Nell’anno del centenario della nascita di Umberto Folli


Con l’avvicinarsi dell’apertura del nuovo anno accademico della Scuola di Arte e Mestieri “Umberto Folli” di Massa Lombarda, che riprenderà le attività alla fine di ottobre con i consueti corsi e laboratori per bambini e adulti, l’Amministrazione comunale ricorda il centenario della nascita di Umberto Folli, avvenuta il 27 settembre 1919.


Umberto Folli, importante pittore massese vissuto dal 1919 al 1989, ha avuto un ruolo centrale nella storia della Scuola, nella quale è stato prima insegnante e poi rifondatore. La Scuola porta tutt’oggi il suo nome.

La ricorrenza sarà celebrata nel 2020 con una serie di iniziative, insieme a un altro importante anniversario, ovvero i primi cento anni dalla fondazione della Scuola d’Arte e Mestieri di Massa Lombarda, avvenuta nel 1920.

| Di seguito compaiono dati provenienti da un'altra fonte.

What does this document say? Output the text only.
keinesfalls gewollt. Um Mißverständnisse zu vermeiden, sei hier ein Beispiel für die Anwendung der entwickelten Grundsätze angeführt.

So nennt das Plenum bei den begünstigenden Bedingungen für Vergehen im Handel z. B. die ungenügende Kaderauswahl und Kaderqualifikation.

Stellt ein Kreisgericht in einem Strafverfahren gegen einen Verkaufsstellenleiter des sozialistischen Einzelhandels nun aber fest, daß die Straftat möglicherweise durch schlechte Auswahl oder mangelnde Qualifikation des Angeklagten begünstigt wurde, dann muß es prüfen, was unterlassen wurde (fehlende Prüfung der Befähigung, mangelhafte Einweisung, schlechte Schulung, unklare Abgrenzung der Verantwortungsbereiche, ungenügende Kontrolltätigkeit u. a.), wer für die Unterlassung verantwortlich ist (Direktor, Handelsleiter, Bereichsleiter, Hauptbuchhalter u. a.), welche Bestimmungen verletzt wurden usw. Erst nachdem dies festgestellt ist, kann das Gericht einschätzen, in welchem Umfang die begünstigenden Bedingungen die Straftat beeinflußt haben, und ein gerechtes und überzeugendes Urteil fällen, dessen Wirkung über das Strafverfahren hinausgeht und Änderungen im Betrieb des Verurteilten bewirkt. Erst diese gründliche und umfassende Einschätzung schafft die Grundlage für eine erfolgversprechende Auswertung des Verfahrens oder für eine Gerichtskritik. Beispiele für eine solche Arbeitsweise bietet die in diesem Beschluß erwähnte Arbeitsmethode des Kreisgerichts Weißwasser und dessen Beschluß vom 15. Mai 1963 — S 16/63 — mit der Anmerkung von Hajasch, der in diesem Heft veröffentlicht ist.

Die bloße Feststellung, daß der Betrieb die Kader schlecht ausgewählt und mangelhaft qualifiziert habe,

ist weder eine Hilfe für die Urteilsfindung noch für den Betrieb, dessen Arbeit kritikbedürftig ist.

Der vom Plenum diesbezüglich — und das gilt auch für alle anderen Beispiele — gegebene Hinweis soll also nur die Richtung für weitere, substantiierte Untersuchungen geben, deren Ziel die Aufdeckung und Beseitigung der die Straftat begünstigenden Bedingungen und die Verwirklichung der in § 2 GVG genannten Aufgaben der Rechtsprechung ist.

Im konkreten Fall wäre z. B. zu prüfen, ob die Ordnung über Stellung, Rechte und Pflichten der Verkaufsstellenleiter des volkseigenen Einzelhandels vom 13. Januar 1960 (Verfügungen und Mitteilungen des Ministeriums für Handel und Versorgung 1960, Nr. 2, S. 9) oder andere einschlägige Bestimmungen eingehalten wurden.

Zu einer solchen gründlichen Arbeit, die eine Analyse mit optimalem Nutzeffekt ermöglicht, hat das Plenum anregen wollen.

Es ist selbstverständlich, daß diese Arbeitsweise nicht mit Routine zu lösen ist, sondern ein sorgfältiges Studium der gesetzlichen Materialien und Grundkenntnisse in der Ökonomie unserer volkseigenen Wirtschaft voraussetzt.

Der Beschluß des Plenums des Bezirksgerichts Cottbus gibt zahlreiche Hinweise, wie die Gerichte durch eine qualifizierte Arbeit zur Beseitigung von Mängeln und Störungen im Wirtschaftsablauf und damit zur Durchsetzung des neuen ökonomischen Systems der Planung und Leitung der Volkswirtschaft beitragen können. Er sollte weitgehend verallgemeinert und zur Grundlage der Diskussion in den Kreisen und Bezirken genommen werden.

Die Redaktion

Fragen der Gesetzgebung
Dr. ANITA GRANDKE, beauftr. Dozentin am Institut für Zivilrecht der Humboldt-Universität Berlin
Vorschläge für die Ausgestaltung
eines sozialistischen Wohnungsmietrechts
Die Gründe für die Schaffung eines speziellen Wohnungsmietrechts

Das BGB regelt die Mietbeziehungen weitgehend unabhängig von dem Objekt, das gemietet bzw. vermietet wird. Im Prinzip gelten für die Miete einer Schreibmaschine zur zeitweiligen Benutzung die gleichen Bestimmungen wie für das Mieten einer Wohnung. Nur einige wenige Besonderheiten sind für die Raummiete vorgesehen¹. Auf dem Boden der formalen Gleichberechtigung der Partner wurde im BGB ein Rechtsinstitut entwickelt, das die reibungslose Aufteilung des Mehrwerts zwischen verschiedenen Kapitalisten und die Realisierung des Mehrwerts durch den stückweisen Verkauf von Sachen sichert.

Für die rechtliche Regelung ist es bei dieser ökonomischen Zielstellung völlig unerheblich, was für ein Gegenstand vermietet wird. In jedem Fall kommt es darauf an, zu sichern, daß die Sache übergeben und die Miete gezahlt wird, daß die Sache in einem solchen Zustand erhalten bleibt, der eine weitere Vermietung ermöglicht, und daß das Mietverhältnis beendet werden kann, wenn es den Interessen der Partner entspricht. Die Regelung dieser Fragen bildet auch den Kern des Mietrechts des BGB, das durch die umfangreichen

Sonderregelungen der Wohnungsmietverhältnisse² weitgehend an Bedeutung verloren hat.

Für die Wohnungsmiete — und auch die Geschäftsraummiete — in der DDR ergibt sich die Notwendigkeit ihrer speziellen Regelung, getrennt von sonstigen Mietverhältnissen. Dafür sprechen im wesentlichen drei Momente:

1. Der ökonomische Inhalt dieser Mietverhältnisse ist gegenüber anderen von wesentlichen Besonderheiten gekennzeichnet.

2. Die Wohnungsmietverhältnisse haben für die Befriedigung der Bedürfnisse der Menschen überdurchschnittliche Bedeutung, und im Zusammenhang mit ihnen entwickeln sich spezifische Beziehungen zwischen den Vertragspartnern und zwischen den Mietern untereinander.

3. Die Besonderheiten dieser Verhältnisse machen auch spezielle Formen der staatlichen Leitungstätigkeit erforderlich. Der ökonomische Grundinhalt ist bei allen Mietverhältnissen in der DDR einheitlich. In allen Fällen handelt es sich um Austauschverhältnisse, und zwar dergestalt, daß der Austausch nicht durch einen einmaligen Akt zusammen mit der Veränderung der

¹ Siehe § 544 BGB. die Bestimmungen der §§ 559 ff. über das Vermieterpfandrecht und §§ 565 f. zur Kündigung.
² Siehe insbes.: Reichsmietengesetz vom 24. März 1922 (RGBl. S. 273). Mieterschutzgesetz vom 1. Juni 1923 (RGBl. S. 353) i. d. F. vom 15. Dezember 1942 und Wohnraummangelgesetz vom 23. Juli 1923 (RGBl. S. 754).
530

Nel corso della sua storia, la scuola ha visto alla propria guida personalità di particolare prestigio, fra cui il pittore Luigi Varoli nella prima metà degli anni Venti e il professore Teodorico Orselli, che sarà poi nominato direttore dell’Accademia di Belle Arti di Ravenna e fondatore, su incarico del Ministero della Pubblica Istruzione, dell’istituto Statale d’Arte per il Mosaico. L’impulso decisivo, però, allo sviluppo e all’affermazione della scuola è stato dato dall’impegno del professor Umberto Folli, che la rifondò dopo una decina di anni di chiusura e ne assunse la direzione dal 1947 al 1986. La scuola divenne luogo di attrazione per allievi provenienti, oltre che da Massa Lombarda, da ogni parte dell’Emilia Romagna e molti di loro proseguirono la carriera artistica, stimati e premiati.

A conferma del prestigio raggiunto dalla scuola, nel 1969 Umberto Folli e i suoi allievi vennero incaricati di ridipingere, su disegni originali del Piermarini, il soffitto del Teatro della Scala di Milano, distrutto dagli eventi bellici.

L’intento principale della scuola, rimasto vivo tutt’oggi, era quello, come usava affermare il Direttore, di “aprire le menti” e dunque destare nei cittadini curiosità e interesse per la conoscenza dell’arte e incentivarli a valorizzare le capacità creative e inventive.